Fans of standardized testing are thin on the ground in Texas. That was a lesson learned by Attorney General Greg Abbott when his Democratic gubernatorial opponent, Sen. Wendy Davis, accused Abbott of supporting "baby STAAR" tests for 4-year-olds. It's all part of Davis' continuing attack on Abbott's March 31 policy platform, "Educating Texans Plan: Pre-K–Third Grade." After calling the attorney general out for citing white nationalist Charles Murray in a footnote (see "The Education of Greg Abbott," April 11), Davis has shifted to another section of the 22-page document. In it, Abbott's campaign proposes three ways to assess a pre-K student's development. A portfolio of the child's work, daily observation by teachers, and "norm referenced standardized tests."

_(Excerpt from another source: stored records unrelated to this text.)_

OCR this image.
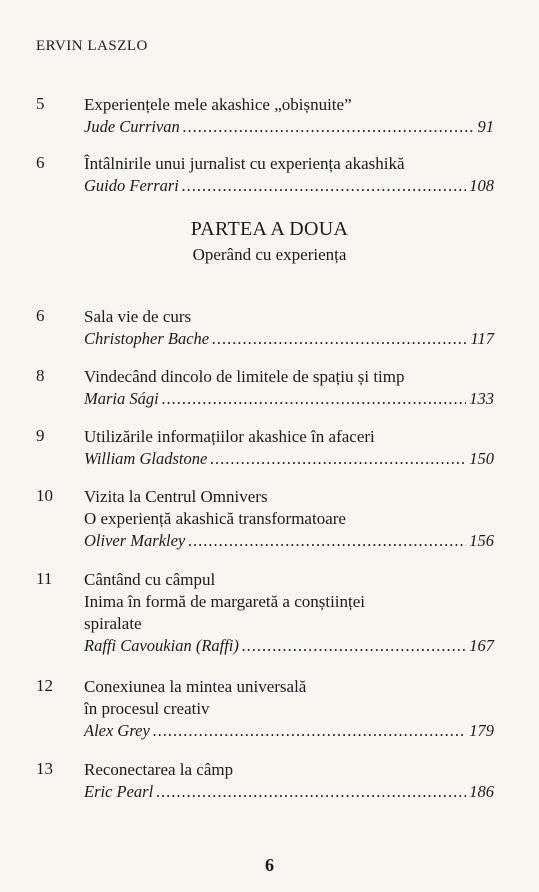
ERVIN LASZLO
5 Experiențele mele akashice „obișnuite”
Jude Currivan .....	91
6 Întâlnirile unui jurnalist cu experiența akashikă
Guido Ferrari .....	108
PARTEA A DOUA
Operând cu experiența
6 Sala vie de curs
Christopher Bache .....	117
8 Vindecând dincolo de limitele de spațiu și timp
Maria Sági .....	133
9 Utilizările informațiilor akashice în afaceri
William Gladstone .....	150
10 Vizita la Centrul Omnivers
O experiență akashică transformatoare
Oliver Markley .....	156
11 Cântând cu câmpul
Inima în formă de margaretă a conștiinței
spiralate
Raffi Cavoukian (Raffi) .....	167
12 Conexiunea la mintea universală
în procesul creativ
Alex Grey .....	179
13 Reconectarea la câmp
Eric Pearl .....	186
6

Few terms unify education policy advocates on the left and right quite as quickly as "standardized tests." So after an April 14 Senate Education Committee hearing on STAAR tests and the implementation of new graduation standards under House Bill 5, Davis held a news conference to savage Abbott's position, saying, "Four-year-olds should be coloring with crayons, not filling in bubbles with No. 2 pencils."

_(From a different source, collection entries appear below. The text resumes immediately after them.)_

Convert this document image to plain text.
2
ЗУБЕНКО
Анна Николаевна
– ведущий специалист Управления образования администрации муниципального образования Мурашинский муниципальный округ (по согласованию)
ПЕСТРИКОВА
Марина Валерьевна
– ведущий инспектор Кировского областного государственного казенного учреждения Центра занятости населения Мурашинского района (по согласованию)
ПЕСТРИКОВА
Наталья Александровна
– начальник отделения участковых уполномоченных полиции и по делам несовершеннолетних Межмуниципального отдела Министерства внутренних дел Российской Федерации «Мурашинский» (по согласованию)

The situation got more complex for Abbott when he invited supporters to an online town hall with former banker Jim Windham, now chair of the pro-high-stakes-testing Texas Institute for Education Reform, and a policy expert for right-wing think tank Texas Public Policy Foundation. When asked about the "Baby STAAR," Windham said, "'Testing' 4-year-olds will not be the same as the assessments we administer to older children. But we do need diagnostics to determine the needs of the child and efficacy of the methodologies being used." At that point, Abbott's policy staffer M.C. Lambeth jumped in to clarify that the testing would be "for informational purposes only and is not standardized testing for 4-year-olds."
Abbott's supporters were trying to repaint these assessments as merely diagnostic implements. But this is Texas, where harmless tests intended as barometers of student achievement have become blunt tools for shutting down schools. There is still plenty of public ire about public education, and that could have serious ballot box impact. In 2012, the nonpartisan, pro-public ed Texas Parent PAC was arguably the most successful endorsing group in both primaries and the general election, and Davis' strategy seems to be to channel that same frustration with the education status quo in 2014. It's a natural fit for Davis, as her first high-profile speech was her 2011 filibuster of cuts to school finance. She started painting Abbott as the anti-education candidate when she challenged him on his defense of those same cuts in court, and followed that with an assault on his dismissive stance on the need for universal pre-K. She said Abbott's limited pilot project rejects established best practices and instead offers "a proposal that would pick and choose which children get a quality education."